El CEO de Goldman Sachs, David Solomon, sin embargo, ha separado su posición de los grupos de presión bancarios que buscan restricciones más estrictas. Según informó crypto.news, Solomon estaba "muy a favor" de avanzar la legislación porque establecería una estructura de mercado de criptomonedas en EE. UU. y daría a las empresas de activos digitales reglas operativas más claras.
Si bien reconoció que los legisladores aún podrían debatir partes de la propuesta, Solomon argumentó que el Congreso no debería abandonar todo el marco porque sigue siendo imperfecto. Él cree que la legislación podría apoyar la estabilidad del mercado y colocar a las empresas bajo reglas más consistentes, aunque no respaldó específicamente el lenguaje disputado sobre recompensas de monedas estables.
Las probabilidades de aprobación han caído al 33%
Los ejecutivos de criptomonedas han seguido presionando al Congreso para que actúe a pesar del calendario cada vez más reducido. El CEO de Ripple, Brad Garlinghouse, respaldó los comentarios del director legal de la compañía, Stuart Alderoty, quien instó a los legisladores a no abandonar un proyecto de ley alcanzable mientras buscan un compromiso perfecto.
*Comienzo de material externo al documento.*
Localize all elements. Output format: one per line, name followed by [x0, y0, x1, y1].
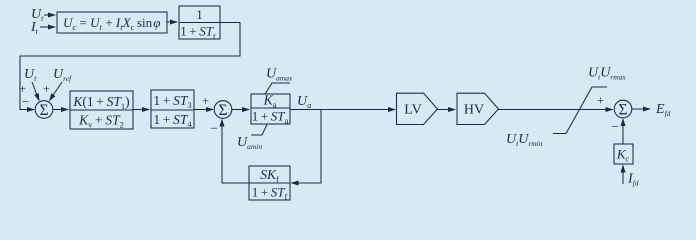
block transducer Uc = Ut + It Xc sin phi — [57, 12, 167, 33]
svg-text:Ifd: Ifd — [627, 172, 639, 188]
block amplifier Ka/(1+STa) — [251, 93, 290, 126]
wire It arrow into transducer — [40, 26, 55, 28]
block stabilizer SKf/(1+STf) — [249, 166, 290, 202]
svg-text:−: − — [211, 121, 218, 136]
wire lead-lag to summing junction S2 — [194, 109, 213, 111]
svg-text:Ua: Ua — [297, 94, 311, 110]
svg-text:Kc: Kc — [616, 147, 630, 164]
limiter slope symbol on exciter output — [553, 87, 607, 134]
svg-text:−: − — [22, 94, 29, 109]
wire S2 to amplifier block — [232, 109, 250, 111]
svg-text:1 + ST3: 1 + ST3 — [153, 93, 191, 110]
svg-text:Efd: Efd — [655, 102, 671, 118]
svg-text:−: − — [612, 119, 619, 134]
wire Uref diagonal arrow into S1 — [50, 82, 63, 101]
wire S1 to regulator block — [53, 109, 69, 111]
svg-text:+: + — [202, 94, 209, 108]
svg-text:Ka: Ka — [263, 93, 277, 110]
wire Ut diagonal arrow into S1 — [32, 82, 39, 101]
svg-text:Σ: Σ — [39, 102, 48, 119]
summing junction S2 — [214, 101, 232, 119]
block Kc — [614, 144, 633, 164]
wire stabilizer back up to S2 — [222, 120, 249, 184]
wire HV gate to summing junction S3 — [499, 109, 613, 111]
block regulator K(1+ST1)/(Kv+ST2) — [70, 91, 133, 130]
svg-text:HV: HV — [464, 103, 484, 118]
wire Ifd input into Kc — [622, 166, 624, 185]
svg-text:1 + STf: 1 + STf — [252, 185, 288, 202]
svg-text:Ut: Ut — [24, 67, 37, 83]
summing junction S3 — [614, 100, 632, 118]
svg-text:It: It — [30, 20, 39, 36]
svg-text:K(1 + ST1): K(1 + ST1) — [72, 94, 129, 111]
svg-text:1 + STr: 1 + STr — [180, 24, 216, 41]
svg-text:Kv + ST2: Kv + ST2 — [78, 113, 124, 130]
wire transducer to filter — [167, 21, 177, 23]
wire Kc block up to S3 — [622, 119, 624, 144]
svg-text:Uamax: Uamax — [266, 67, 293, 83]
wire regulator to lead-lag block — [133, 109, 149, 111]
svg-text:+: + — [43, 82, 50, 96]
svg-text:Uc = Ut + ItXc sin φ: Uc = Ut + ItXc sin φ — [63, 15, 160, 32]
HV gate — [457, 93, 499, 124]
wire LV gate to HV gate — [438, 109, 456, 111]
block filter 1/(1+STr) — [179, 6, 220, 41]
svg-text:SKf: SKf — [260, 167, 279, 184]
svg-text:1: 1 — [196, 7, 203, 22]
svg-text:1 + STa: 1 + STa — [252, 109, 289, 126]
limiter upper tick at amplifier — [265, 83, 290, 94]
svg-text:1 + ST4: 1 + ST4 — [153, 112, 192, 129]
limiter lower tick at amplifier — [251, 125, 267, 136]
svg-text:UtUrmax: UtUrmax — [588, 66, 626, 82]
svg-text:+: + — [597, 94, 604, 108]
svg-text:Σ: Σ — [618, 102, 627, 119]
block lead-lag (1+ST3)/(1+ST4) — [151, 90, 194, 129]
wire amplifier to LV gate — [290, 109, 395, 111]
wire Ut arrow into transducer — [44, 14, 55, 16]
svg-text:Σ: Σ — [218, 102, 227, 119]
wire feedback from filter around to summing junction S1 — [20, 23, 240, 110]
summing junction S1 — [35, 101, 53, 119]
svg-text:LV: LV — [404, 103, 421, 118]
svg-text:Uamin: Uamin — [237, 135, 262, 151]
svg-text:Uref: Uref — [53, 67, 72, 83]
wire feedback tap down to stabilizer block — [292, 110, 322, 184]
wire S3 output to Efd — [632, 108, 651, 110]
LV gate — [397, 93, 438, 124]
svg-text:UtUrmin: UtUrmin — [506, 132, 543, 148]
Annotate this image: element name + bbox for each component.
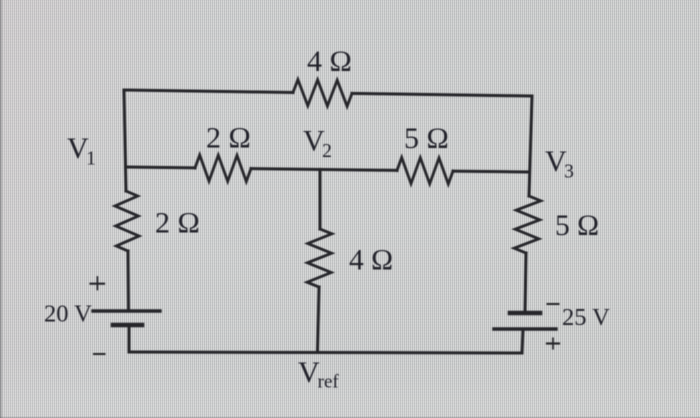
svg-text:4 Ω: 4 Ω bbox=[349, 245, 393, 277]
wire top rail left segment bbox=[124, 90, 293, 93]
svg-text:V2: V2 bbox=[303, 125, 332, 163]
svg-text:25 V: 25 V bbox=[562, 304, 610, 331]
svg-text:20 V: 20 V bbox=[44, 301, 92, 328]
resistor 4 ohm (middle branch) bbox=[307, 229, 332, 287]
wire left branch upper (node V1) bbox=[124, 90, 126, 191]
battery 25 V short plate (-) bbox=[510, 311, 540, 316]
resistor 2 ohm (middle rail) bbox=[195, 155, 251, 182]
resistor 2 ohm (left branch) bbox=[115, 191, 139, 251]
wire left branch to battery bbox=[127, 251, 131, 311]
battery 20 V long plate (+) bbox=[93, 309, 160, 312]
wire middle rail 5ohm-V3 segment bbox=[453, 170, 529, 174]
wire bottom rail (node Vref) bbox=[129, 352, 522, 353]
resistor 5 ohm (right branch) bbox=[514, 196, 541, 253]
wire top rail right segment bbox=[352, 93, 532, 96]
plus sign (25 V bottom) bbox=[547, 338, 559, 348]
wire battery to bottom rail (right) bbox=[522, 329, 523, 353]
svg-text:V3: V3 bbox=[545, 145, 574, 183]
wire middle branch upper (node V2) bbox=[319, 169, 322, 229]
wire battery to bottom rail (left) bbox=[128, 325, 131, 352]
svg-text:Vref: Vref bbox=[298, 356, 339, 393]
resistor 4 ohm (top) bbox=[293, 80, 352, 107]
svg-text:2 Ω: 2 Ω bbox=[155, 207, 200, 240]
resistor 5 ohm (middle rail) bbox=[397, 158, 453, 185]
svg-text:2 Ω: 2 Ω bbox=[206, 122, 251, 155]
svg-text:5 Ω: 5 Ω bbox=[404, 122, 449, 155]
wire middle rail 2ohm-V2 segment bbox=[251, 169, 397, 171]
svg-text:5 Ω: 5 Ω bbox=[555, 210, 599, 242]
battery 25 V long plate (+) bbox=[494, 327, 556, 330]
wire middle rail V1-2ohm segment bbox=[126, 166, 196, 170]
wire right branch to battery bbox=[525, 253, 526, 313]
plus sign (20 V top) bbox=[91, 277, 105, 290]
minus sign (20 V bottom) bbox=[94, 353, 105, 355]
battery 20 V short plate (-) bbox=[113, 323, 142, 328]
wire right branch upper (node V3) bbox=[529, 96, 532, 196]
minus sign (25 V top) bbox=[548, 303, 559, 305]
svg-text:V1: V1 bbox=[67, 132, 96, 170]
svg-text:4 Ω: 4 Ω bbox=[307, 45, 352, 78]
wire middle branch to bottom rail bbox=[318, 287, 320, 352]
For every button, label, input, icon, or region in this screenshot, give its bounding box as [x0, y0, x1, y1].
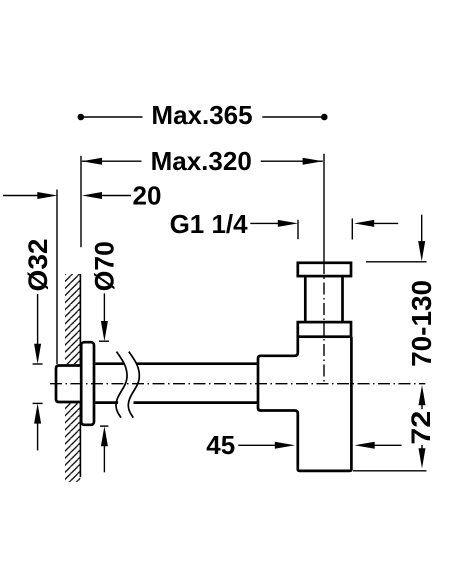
svg-text:Ø32: Ø32 [23, 239, 53, 292]
svg-text:72: 72 [406, 411, 436, 445]
trap body rim [298, 322, 351, 337]
dimension Ø32 upper shaft [37, 294, 39, 345]
dimension Max.365 right dot [321, 114, 328, 121]
dimension 70-130 upper shaft [421, 215, 423, 242]
dimension Ø70 bottom tick [100, 425, 108, 427]
extension tick right (thread) [351, 219, 353, 240]
dimension Max.320 left arrowhead [82, 158, 102, 165]
extension line bottom of body [353, 470, 427, 472]
dimension Ø32 up arrowhead [34, 403, 41, 423]
horizontal centerline [50, 383, 425, 385]
trap top nut [298, 263, 351, 276]
dimension Max.320 line left segment [82, 160, 142, 162]
dimension G1 1/4 right shaft [373, 222, 398, 224]
trap inlet connector and body outline [258, 337, 351, 471]
dimension 72 down arrowhead [419, 448, 426, 468]
dimension Ø32 bottom tick [33, 402, 43, 404]
dimension G1 1/4 right-pointing arrowhead [278, 220, 298, 227]
dimension Max.365 line left segment [83, 116, 143, 118]
svg-text:20: 20 [133, 181, 162, 211]
wall face line [79, 274, 81, 477]
dimension Ø70 top tick [99, 340, 109, 342]
dimension 20 outer left shaft [3, 195, 39, 197]
dimension Max.365 left dot [78, 114, 85, 121]
wall fitting nut interior mask [55, 364, 80, 403]
dimension G1 1/4 left shaft [250, 222, 279, 224]
svg-text:45: 45 [206, 430, 235, 460]
svg-text:Max.365: Max.365 [151, 100, 252, 130]
dimension 20 left-pointing arrowhead [82, 192, 102, 199]
svg-text:70-130: 70-130 [406, 280, 437, 367]
dimension Ø32 lower shaft [37, 423, 39, 451]
dimension Ø32 top tick [33, 363, 43, 365]
pipe break wavy line 1 [116, 352, 127, 418]
dimension Ø70 lower shaft [103, 445, 105, 472]
dimension 72 upper shaft stub [421, 405, 423, 410]
svg-text:Ø70: Ø70 [90, 241, 120, 291]
pipe break wavy line 2 [128, 352, 139, 418]
dimension 72 up arrowhead [419, 385, 426, 405]
dimension 45 left-pointing arrowhead [355, 442, 375, 449]
dimension Ø70 up arrowhead [101, 426, 108, 446]
extension line left of Max.320 [80, 156, 82, 247]
extension line top of tail pipe [366, 261, 427, 263]
dimension 70-130 down arrowhead [418, 241, 425, 261]
dimension Ø70 upper shaft [103, 293, 105, 322]
wall fitting nut [56, 366, 81, 403]
dimension 72 lower shaft stub [421, 445, 423, 449]
dimension 45 right shaft [374, 444, 402, 446]
extension tick left (thread) [297, 220, 299, 239]
dimension Ø70 down arrowhead [101, 321, 108, 341]
extension line right of Max.320 (down to trap top nut) [323, 154, 325, 262]
dimension G1 1/4 left-pointing arrowhead [354, 220, 374, 227]
trap tail pipe [305, 276, 342, 322]
inlet pipe top line [95, 362, 257, 365]
dimension Max.320 right arrowhead [303, 158, 323, 165]
wall flange escutcheon [81, 342, 94, 425]
dimension 45 right-pointing arrowhead [275, 442, 295, 449]
dimension 20 right-pointing arrowhead [37, 192, 57, 199]
dimension Ø32 down arrowhead [34, 344, 41, 364]
wall hatching [65, 274, 80, 482]
dimension Max.320 line right segment [261, 160, 323, 162]
svg-text:G1 1/4: G1 1/4 [170, 209, 249, 239]
dimension 20 right shaft [101, 195, 131, 197]
svg-text:Max.320: Max.320 [151, 146, 252, 176]
vertical centerline of tail pipe [323, 262, 325, 384]
extension line for 20 at wall nut [56, 190, 58, 365]
dimension Max.365 line right segment [262, 116, 322, 118]
dimension 45 left shaft [238, 444, 275, 446]
inlet pipe bottom line [95, 401, 257, 404]
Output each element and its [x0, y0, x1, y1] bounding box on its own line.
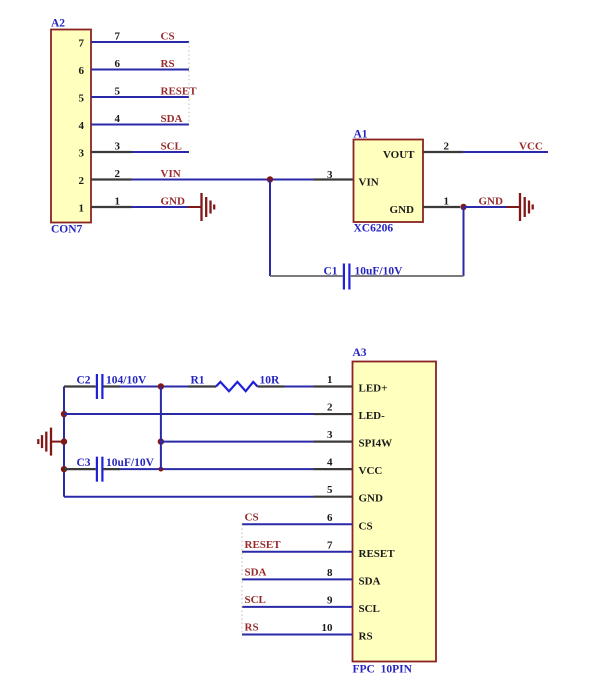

El CEO de Coinbase, Brian Armstrong, también ha argumentado que la propuesta bipartidista está lista para ser considerada por el Senado después de meses de negociaciones, según crypto.news. Esos llamamientos no han producido una votación programada, mientras que la evaluación de Thune indica que la cámara entrará en receso sin resolver las disputas restantes.
Los operadores de mercados de predicción han respondido reduciendo aún más sus expectativas. Polymarket ahora da a la Ley CLARITY un 33% de posibilidades de convertirse en ley en 2026, con más de 2,56 millones de dólares apostados en el contrato.

El gráfico de Polymarket muestra que las probabilidades subieron por encima del 80% a finales de febrero antes de perder terreno en los meses siguientes. La probabilidad cayó hacia el 30% en julio, ya que las disputas éticas, la oposición bancaria y el receso inminente debilitaron la confianza en la aprobación.
Una vez que los legisladores regresen después de las elecciones, Hammond espera una oportunidad estrecha en la que la presión de la campaña pueda aliviarse lo suficiente como para reiniciar las negociaciones. Fortune informó que el esfuerzo aún competiría con los plazos de financiación y la legislación de defensa, dejando a los senadores tiempo limitado para resolver las disputas restantes sobre ética, banca y aplicación de la ley.